Fato ocorreu há 120 anos na pacata São Luís, e revela os costumes e comportamento da época
* Por: Patricia Cunha
O ano era 1903, início do século 20. O diário Pacotilha - Jornal da Tarde, noticiava na edição 143, do dia 18 de junho, que a cidade de São Luís estava estarrecida com um fato ocorrido na cidade. A edição de número 144 estampava: "Facto sensacional - mulheres trajadas com roupas de homem". O que para os dias de hoje não chama nenhuma atenção, para a época foi um escândalo que culminou com as duas presas e soltas após manifestações de populares.
O fato ocorreu no dia 17 de junho,
há 120 anos, e a reportagem começava
assim: "Desde hontem à noite que a pacata população desta capital
experimenta a sensação de um fato entre nós, raríssimo, qual o que se deu lá
para as bandas do Caminho Grande (antigo nome da Rua Grande, que na época se
estendia até o Canto da Fabril).
A matéria era sobre Constância de
Tal e Maria José (assim identificadas no texto), moradoras de uma casa na Rua
do Passeio, que naquela noite decidiram que iam passear vestidas de trajes e
acessórios, até então, masculinos. Elas passearam sem ser incomodadas, foram
por vários lugares, brincaram, se divertiram sem ser incomodadas, mas ganharão
olhares curiosos. Ao retornarem, alegres e contentes, tudo parecia ir bem. E
como a cumprimentar uma das pessoas que as olhavam curiosas, uma delas tira a
cartola e as tranças, até então escondidas, ficam expostas.
"Isso, para o caso, valeu mais
que uma catástrofe. Uma voz, estridente e aterradora gritou: 'são
mulheres'." Constância a mais velha, ainda tentou se defender do tumulto
que se formou para pegá-las, com uma pequena faca que portava. Afinal, mulheres
vestidas de homem? em que sociedade estávamos? Só que era tarde demais. Outras
pessoas que estavam em um baile perto
dali se juntaram. Elas foram presas e conduzidas ao quartel de São João, pelo músico
Manoel Domingos e outros praças da infantaria estadual.

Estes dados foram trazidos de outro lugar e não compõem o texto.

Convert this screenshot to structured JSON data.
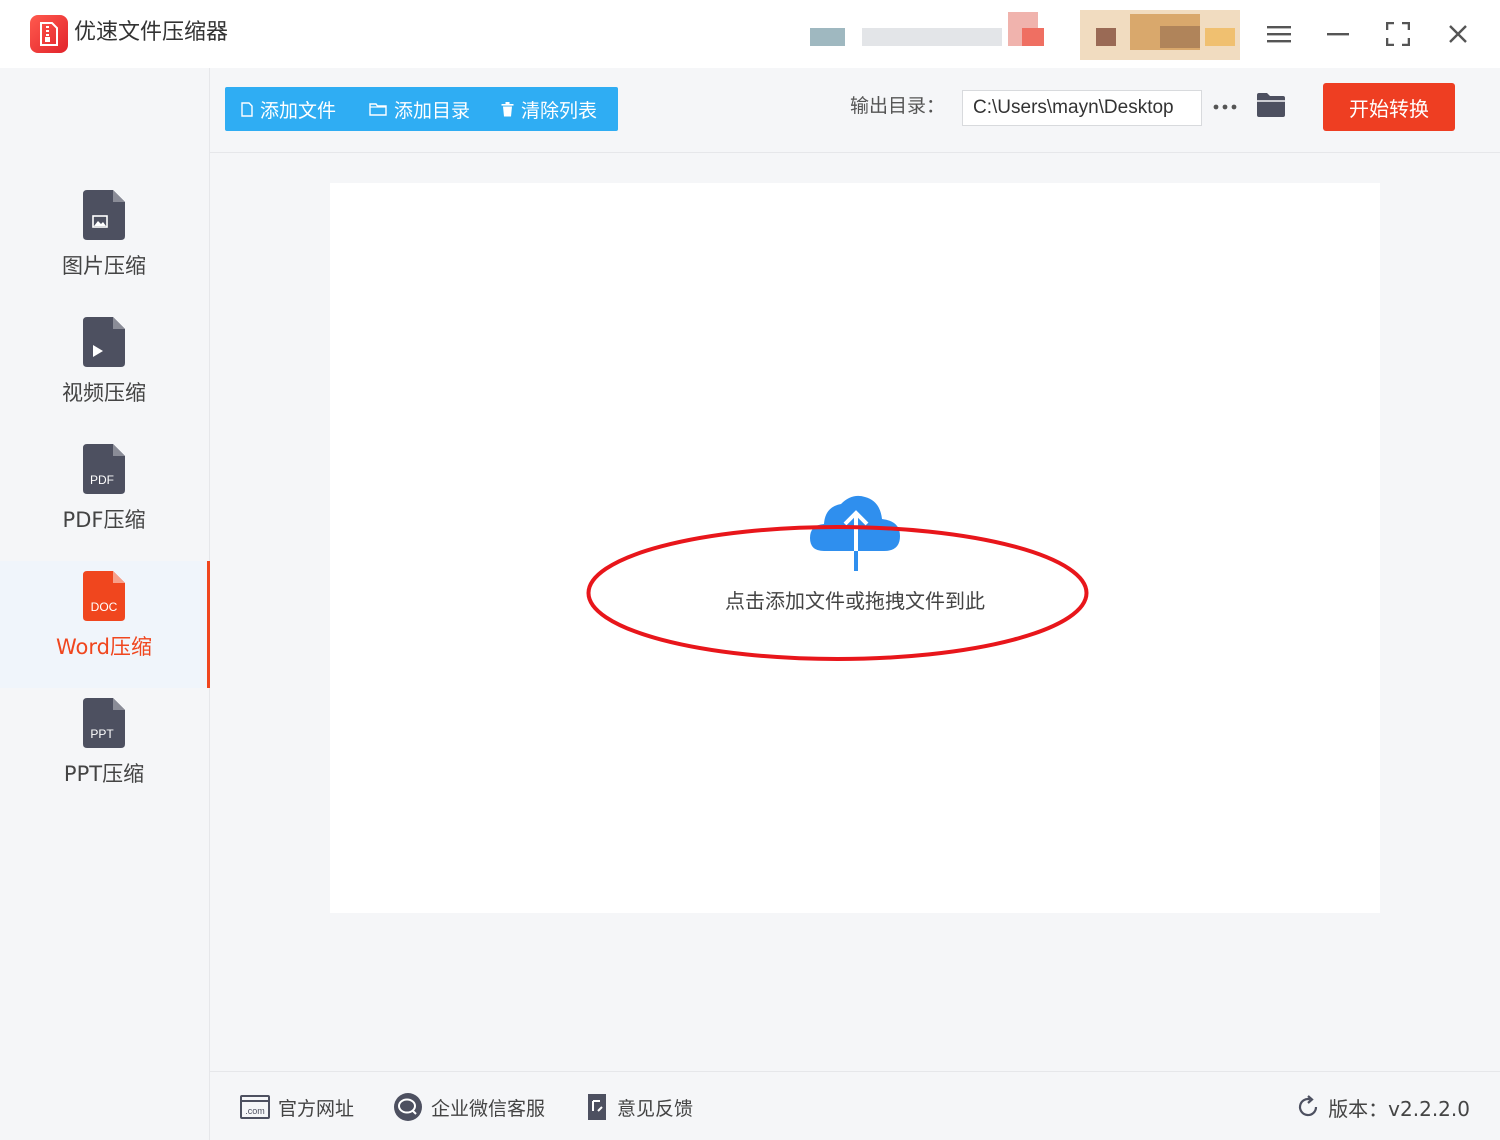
{
  "app": {
    "title": "优速文件压缩器"
  },
  "sidebar": {
    "items": [
      {
        "label": "图片压缩",
        "icon": "image-file-icon",
        "badge": ""
      },
      {
        "label": "视频压缩",
        "icon": "video-file-icon",
        "badge": ""
      },
      {
        "label": "PDF压缩",
        "icon": "pdf-file-icon",
        "badge": "PDF"
      },
      {
        "label": "Word压缩",
        "icon": "doc-file-icon",
        "badge": "DOC",
        "active": true
      },
      {
        "label": "PPT压缩",
        "icon": "ppt-file-icon",
        "badge": "PPT"
      }
    ]
  },
  "toolbar": {
    "add_file": "添加文件",
    "add_dir": "添加目录",
    "clear_list": "清除列表",
    "output_label": "输出目录：",
    "output_path": "C:\\Users\\mayn\\Desktop",
    "start": "开始转换"
  },
  "main": {
    "drop_text": "点击添加文件或拖拽文件到此"
  },
  "footer": {
    "website": "官方网址",
    "wechat_support": "企业微信客服",
    "feedback": "意见反馈",
    "version": "版本：v2.2.2.0"
  },
  "colors": {
    "accent": "#f0461e",
    "toolbar_blue": "#2fadf3",
    "start_button": "#ee3e22",
    "icon_gray": "#4d5060",
    "cloud_blue": "#2f8fee",
    "annotation_red": "#e8161b"
  }
}
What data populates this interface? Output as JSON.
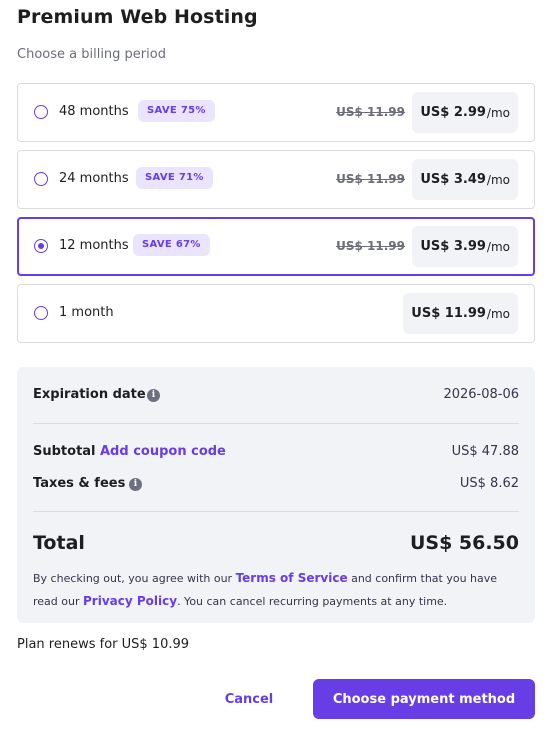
{
  "header": {
    "title": "Premium Web Hosting",
    "subtitle": "Choose a billing period"
  },
  "plans": [
    {
      "label": "48 months",
      "badge": "SAVE 75%",
      "old_price": "US$ 11.99",
      "price": "US$ 2.99",
      "unit": "/mo",
      "selected": false
    },
    {
      "label": "24 months",
      "badge": "SAVE 71%",
      "old_price": "US$ 11.99",
      "price": "US$ 3.49",
      "unit": "/mo",
      "selected": false
    },
    {
      "label": "12 months",
      "badge": "SAVE 67%",
      "old_price": "US$ 11.99",
      "price": "US$ 3.99",
      "unit": "/mo",
      "selected": true
    },
    {
      "label": "1 month",
      "badge": "",
      "old_price": "",
      "price": "US$ 11.99",
      "unit": "/mo",
      "selected": false
    }
  ],
  "summary": {
    "expiration_label": "Expiration date",
    "expiration_value": "2026-08-06",
    "subtotal_label": "Subtotal",
    "coupon_link": "Add coupon code",
    "subtotal_value": "US$ 47.88",
    "taxes_label": "Taxes & fees",
    "taxes_value": "US$ 8.62",
    "total_label": "Total",
    "total_value": "US$ 56.50",
    "legal_prefix": "By checking out, you agree with our ",
    "terms_link": "Terms of Service",
    "legal_middle": " and confirm that you have read our ",
    "privacy_link": "Privacy Policy",
    "legal_suffix": ". You can cancel recurring payments at any time."
  },
  "footer": {
    "renews_text": "Plan renews for US$ 10.99",
    "cancel_label": "Cancel",
    "cta_label": "Choose payment method"
  },
  "colors": {
    "accent": "#673de6",
    "badge_bg": "#ebe4ff",
    "summary_bg": "#f2f3f6"
  },
  "icons": {
    "info": "info-icon"
  }
}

A cidade era muito pequena e logo se
espalhou a notícia. Assim, várias
pessoas (chamadas de raia miúda) se aglomeraram em frente ao quartel exigindo a
soltura delas. Maria José contou aos
policiais que elas se vestiram assim para que pudessem transitar sem serem
desrespeitadas, fato que já havia ocorrido com elas. Fato é que foram soltas,
com vergonha do ocorrido, mas isso demonstra o preconceito enraizado na
sociedade desde sempre, o medo da mulher de sofrer assedio dos homens, e a
ousadia com que Constância e Maria José encararam as ruas. No dia seguinte,
Pacotilha - Jornal da Tarde, repercutiu o assunto da soltura delas.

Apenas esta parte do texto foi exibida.